LOS ANGELES — After years of massive losses, General Motors on Thursday posted its first annual profit since 2004.
The Detroit automaker said it earned $4.7 billion in 2010, compared with a loss of $21 billion incurred by the current GM and its pre-bankruptcy predecessor in 2009.
"Last year was one of foundation building," said Dan Akerson, GM's chief executive. "Particularly pleasing was that we demonstrated GM's ability to achieve sustainable profitability near the bottom of the U.S. industry cycle."
In the fourth quarter, GM said it swung to a profit of $510 million, compared with a loss of $3.5 billion in the same period a year earlier. Fourth-quarter revenue was $36.9 billion, and the company reported $135.6 billion in sales for the entire year.
One result of its profits is a big payout to employees. About 45,000 union workers are to receive bonuses of $4,300.
GM is rebounding with the economy. Its profits were made possible by a 2009 bankruptcy and government bailout. The restructuring allowed GM to slash debt, cut employment, reduce health expenses, rewrite union contracts, winnow out surplus factories and trim the cost of building a vehicle by several thousand dollars.
But the restructuring left U.S. taxpayers as the automaker's biggest shareholder. The federal government still owns a 27 percent stake of GM, when all of the outstanding options for shares held by various parties are included. Canada owns 7 percent.

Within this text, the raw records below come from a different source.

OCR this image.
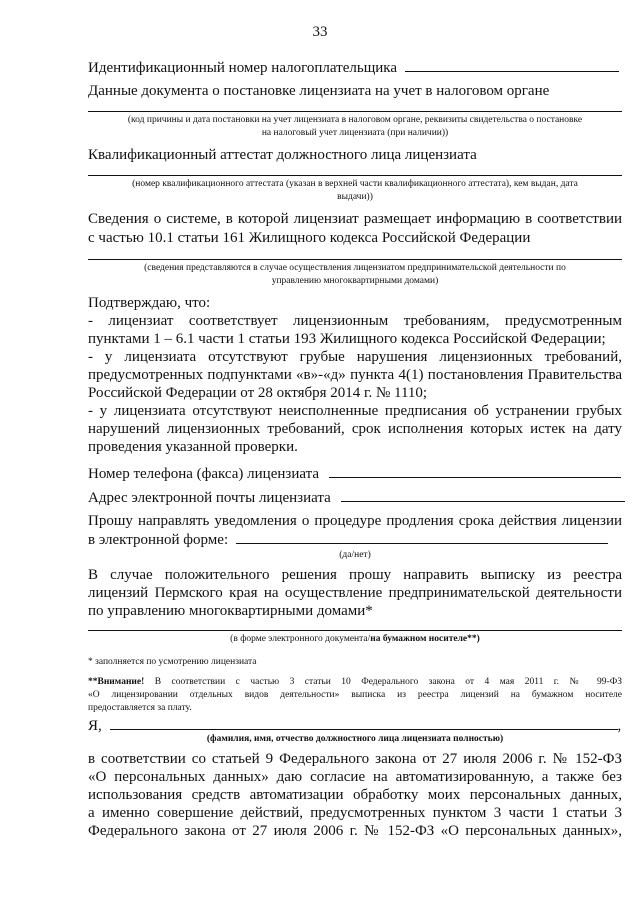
33
Идентификационный номер налогоплательщика
Данные документа о постановке лицензиата на учет в налоговом органе
(код причины и дата постановки на учет лицензиата в налоговом органе, реквизиты свидетельства о постановке
на налоговый учет лицензиата (при наличии))
Квалификационный аттестат должностного лица лицензиата
(номер квалификационного аттестата (указан в верхней части квалификационного аттестата), кем выдан, дата
выдачи))
Сведения о системе, в которой лицензиат размещает информацию в соответствии
с частью 10.1 статьи 161 Жилищного кодекса Российской Федерации
(сведения представляются в случае осуществления лицензиатом предпринимательской деятельности по
управлению многоквартирными домами)
Подтверждаю, что:
- лицензиат соответствует лицензионным требованиям, предусмотренным
пунктами 1 – 6.1 части 1 статьи 193 Жилищного кодекса Российской Федерации;
- у лицензиата отсутствуют грубые нарушения лицензионных требований,
предусмотренных подпунктами «в»-«д» пункта 4(1) постановления Правительства
Российской Федерации от 28 октября 2014 г. № 1110;
- у лицензиата отсутствуют неисполненные предписания об устранении грубых
нарушений лицензионных требований, срок исполнения которых истек на дату
проведения указанной проверки.
Номер телефона (факса) лицензиата
Адрес электронной почты лицензиата
Прошу направлять уведомления о процедуре продления срока действия лицензии
в электронной форме:
(да/нет)
В случае положительного решения прошу направить выписку из реестра
лицензий Пермского края на осуществление предпринимательской деятельности
по управлению многоквартирными домами*
(в форме электронного документа/на бумажном носителе**)
* заполняется по усмотрению лицензиата
**Внимание! В соответствии с частью 3 статьи 10 Федерального закона от 4 мая 2011 г. № 99-ФЗ
«О лицензировании отдельных видов деятельности» выписка из реестра лицензий на бумажном носителе
предоставляется за плату.
Я,	,
(фамилия, имя, отчество должностного лица лицензиата полностью)
в соответствии со статьей 9 Федерального закона от 27 июля 2006 г. № 152-ФЗ
«О персональных данных» даю согласие на автоматизированную, а также без
использования средств автоматизации обработку моих персональных данных,
а именно совершение действий, предусмотренных пунктом 3 части 1 статьи 3
Федерального закона от 27 июля 2006 г. № 152-ФЗ «О персональных данных»,
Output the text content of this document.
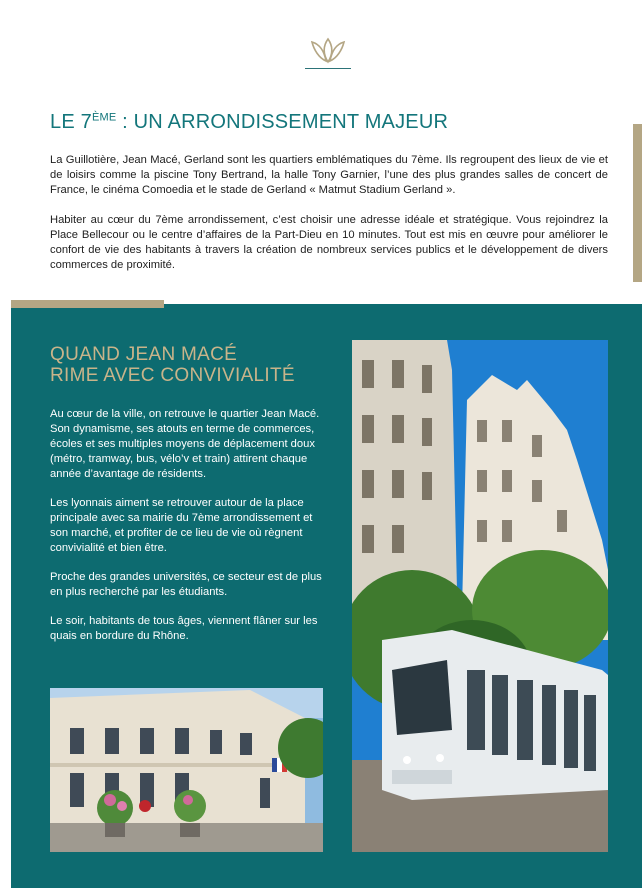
LE 7ÈME : UN ARRONDISSEMENT MAJEUR

La Guillotière, Jean Macé, Gerland sont les quartiers emblématiques du 7ème. Ils regroupent des lieux de vie et de loisirs comme la piscine Tony Bertrand, la halle Tony Garnier, l’une des plus grandes salles de concert de France, le cinéma Comoedia et le stade de Gerland « Matmut Stadium Gerland ».

Habiter au cœur du 7ème arrondissement, c’est choisir une adresse idéale et stratégique. Vous rejoindrez la Place Bellecour ou le centre d’affaires de la Part-Dieu en 10 minutes. Tout est mis en œuvre pour améliorer le confort de vie des habitants à travers la création de nombreux services publics et le développement de divers commerces de proximité.

QUAND JEAN MACÉ
RIME AVEC CONVIVIALITÉ

Au cœur de la ville, on retrouve le quartier Jean Macé. Son dynamisme, ses atouts en terme de commerces, écoles et ses multiples moyens de déplacement doux (métro, tramway, bus, vélo’v et train) attirent chaque année d’avantage de résidents.

Les lyonnais aiment se retrouver autour de la place principale avec sa mairie du 7ème arrondissement et son marché, et profiter de ce lieu de vie où règnent convivialité et bien être.

Proche des grandes universités, ce secteur est de plus en plus recherché par les étudiants.

Le soir, habitants de tous âges, viennent flâner sur les quais en bordure du Rhône.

"This is a good start. There is a lot more work to do; 2010 was clearly a good year for General Motors," Akerson said.
The fourth-quarter numbers represented "somewhat of a mixed bag," with the cost of new vehicle launches cutting into profits, said Brian Johnson, an analyst with Barclays Capital. But Johnson said he still believed GM's shares could reach $48. GM's shares have been trading below $35.
The company has benefited from a slew of recent hot-selling new models in the U.S., including the Chevrolet Cruze, the Buick LaCrosse and the Cadillac SRX SUV.
"While GM still has some work to do in terms of improving their product lineup, the current offer of GM vehicles is the most balanced and highest quality they have ever had," said Jesse Toprak, an analyst at TrueCar.com.
Last year, Chevrolet outsold the Toyota brand for the first time since 2007. The American brand sold almost 1.6 million vehicles last year, compared with 1.5 million for Toyota.
GM is also helped by its newfound ability to spend less on sales incentives and to exact higher prices for its vehicles.